The dress above was supposed to be my next MSN make. Unfortunately, it’s now a casualty of – dun dun dun dun – rushing through the project. I just had to have it for a girls’ weekend retreat… which I was leaving for the very next day.
I started out very diligently. I cut each piece out on the single layer so the stripes would match. I pressed and turned each hem up so they’d be nice and neat. I carefully pinned each shingle to the base layer of the dress making sure the back matched the front. But, then the clock started ticking. I could feel the weekend approaching, and I started sewing faster and faster. Scarcely pinning. Throwing caution to the wind and going straight for the serger without basting first to check the fit.

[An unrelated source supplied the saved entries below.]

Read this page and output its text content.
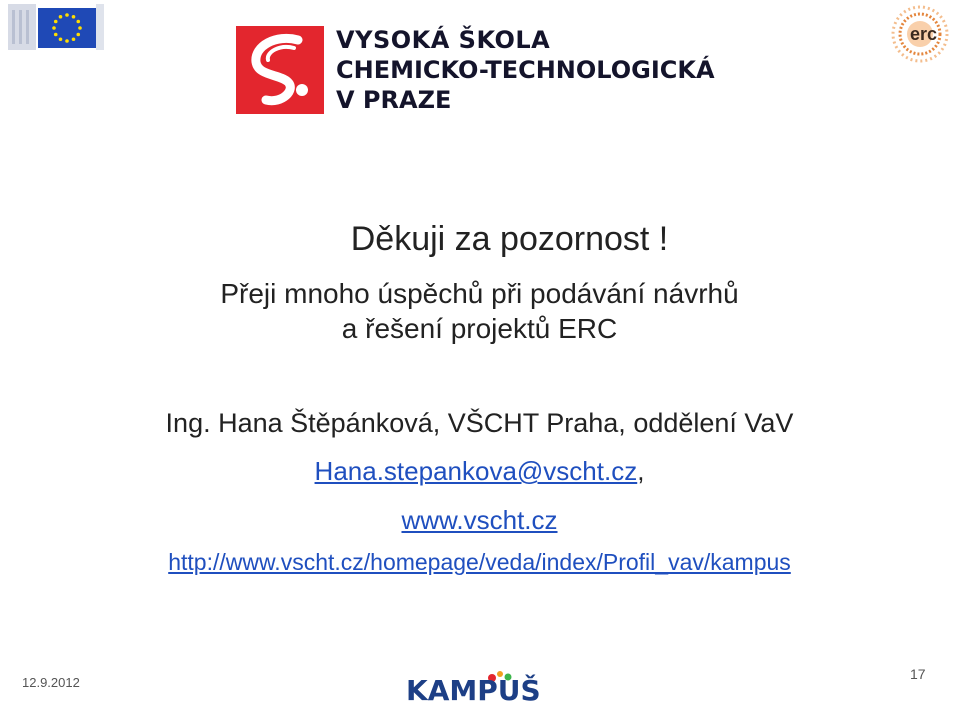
VYSOKÁ ŠKOLA
CHEMICKO-TECHNOLOGICKÁ
V PRAZE
erc
Děkuji za pozornost !
Přeji mnoho úspěchů při podávání návrhů
a řešení projektů ERC
Ing. Hana Štěpánková, VŠCHT Praha, oddělení VaV
Hana.stepankova@vscht.cz,
www.vscht.cz
http://www.vscht.cz/homepage/veda/index/Profil_vav/kampus
12.9.2012	KAMPUŠ	17
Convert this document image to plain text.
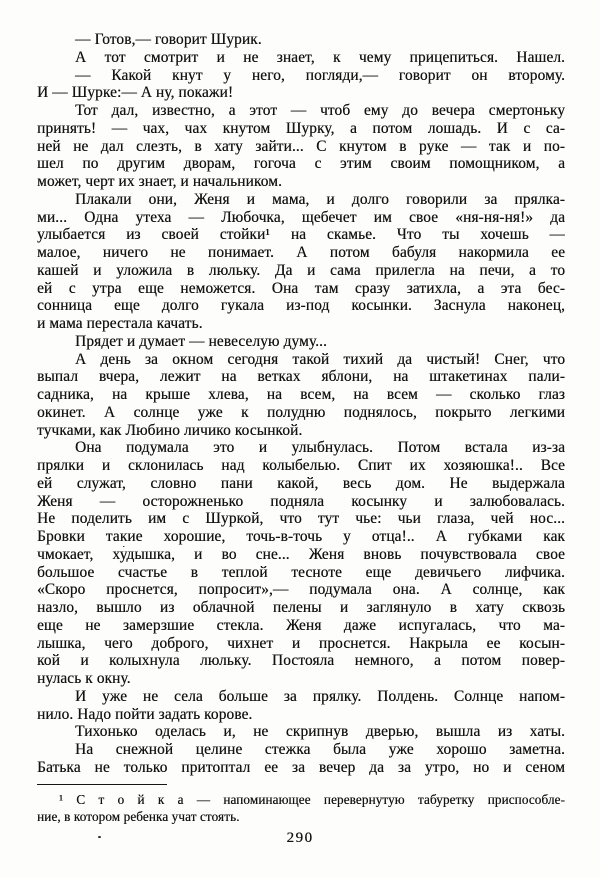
— Готов,— говорит Шурик.
А тот смотрит и не знает, к чему прицепиться. Нашел.
— Какой кнут у него, погляди,— говорит он второму.
И — Шурке:— А ну, покажи!
Тот дал, известно, а этот — чтоб ему до вечера смертоньку
принять! — чах, чах кнутом Шурку, а потом лошадь. И с са-
ней не дал слезть, в хату зайти... С кнутом в руке — так и по-
шел по другим дворам, гогоча с этим своим помощником, а
может, черт их знает, и начальником.
Плакали они, Женя и мама, и долго говорили за прялка-
ми... Одна утеха — Любочка, щебечет им свое «ня-ня-ня!» да
улыбается из своей стойки¹ на скамье. Что ты хочешь —
малое, ничего не понимает. А потом бабуля накормила ее
кашей и уложила в люльку. Да и сама прилегла на печи, а то
ей с утра еще неможется. Она там сразу затихла, а эта бес-
сонница еще долго гукала из-под косынки. Заснула наконец,
и мама перестала качать.
Прядет и думает — невеселую думу...
А день за окном сегодня такой тихий да чистый! Снег, что
выпал вчера, лежит на ветках яблони, на штакетинах пали-
садника, на крыше хлева, на всем, на всем — сколько глаз
окинет. А солнце уже к полудню поднялось, покрыто легкими
тучками, как Любино личико косынкой.
Она подумала это и улыбнулась. Потом встала из-за
прялки и склонилась над колыбелью. Спит их хозяюшка!.. Все
ей служат, словно пани какой, весь дом. Не выдержала
Женя — осторожненько подняла косынку и залюбовалась.
Не поделить им с Шуркой, что тут чье: чьи глаза, чей нос...
Бровки такие хорошие, точь-в-точь у отца!.. А губками как
чмокает, ху́дышка, и во сне... Женя вновь почувствовала свое
большое счастье в теплой тесноте еще девичьего лифчика.
«Скоро проснется, попросит»,— подумала она. А солнце, как
назло, вышло из облачной пелены и заглянуло в хату сквозь
еще не замерзшие стекла. Женя даже испугалась, что ма-
лышка, чего доброго, чихнет и проснется. Накрыла ее косын-
кой и колыхнула люльку. Постояла немного, а потом повер-
нулась к окну.
И уже не села больше за прялку. Полдень. Солнце напом-
нило. Надо пойти задать корове.
Тихонько оделась и, не скрипнув дверью, вышла из хаты.
На снежной целине стежка была уже хорошо заметна.
Батька не только притоптал ее за вечер да за утро, но и сеном
¹ С т о й к а — напоминающее перевернутую табуретку приспособле-
ние, в котором ребенка учат стоять.
290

Thankfully, it seemed to come together quickly. In fact, it was finished with hours to spare! (Though, to be honest, I’m the kind of person who thinks there should be days between finishing a project and its supposed deadline.) I threw it on to check the fit only to realize that in the rushing, the shingles had gotten slightly off. Well, really just the cyan one. I blame its poly content. The others (aqua, regatta, navy) were all cotton and seemed to have held up just fine to my speed sewing. I ran it back through the serger, and it was worse. I took out scissors, cut off the offending parts of the side seams, and, of course, threw it back through the serger one more time (since basting first would have obviously taken too long). It was better, but now there was a little bit of wonkiness to the side seam and some of the little hems on the shingles had flipped up. I took out the scissors again and cut off all of the little hems I’d painstakingly sewn in. At that point I decided it was good enough and threw it into my weekend bag.
As you can probably guess from the beginning of this post, the dress didn’t come out again all weekend. I surprisingly liked the raw hems better than the neatly sewn ones (even the pattern suggests you leave the edges raw!), but I just couldn’t get over the now-wonky side seams. Plus, I’d lost too much ease in my attempts to fix the shingles. This dress may have been ignored, but, thankfully, it is destined to be repeated since I like the pattern (Vogue V8904), I’m really excited about my plan to make ombre shingles, and I have plenty of fabric left over since each single takes very little. So, watch this space for a blue ombre shingle dress… version 2.0.
So, let this crumpled dress be a lesson to all of you. Don’t rush through your sewing! Keep it fun! When seams start going awry, maybe it’s time to turn off the machine. Remember: you already have plenty of fabulous clothes to fill many weekend retreats!
No, really, what’s your take on speed sewing? Are there times it’s okay to rush?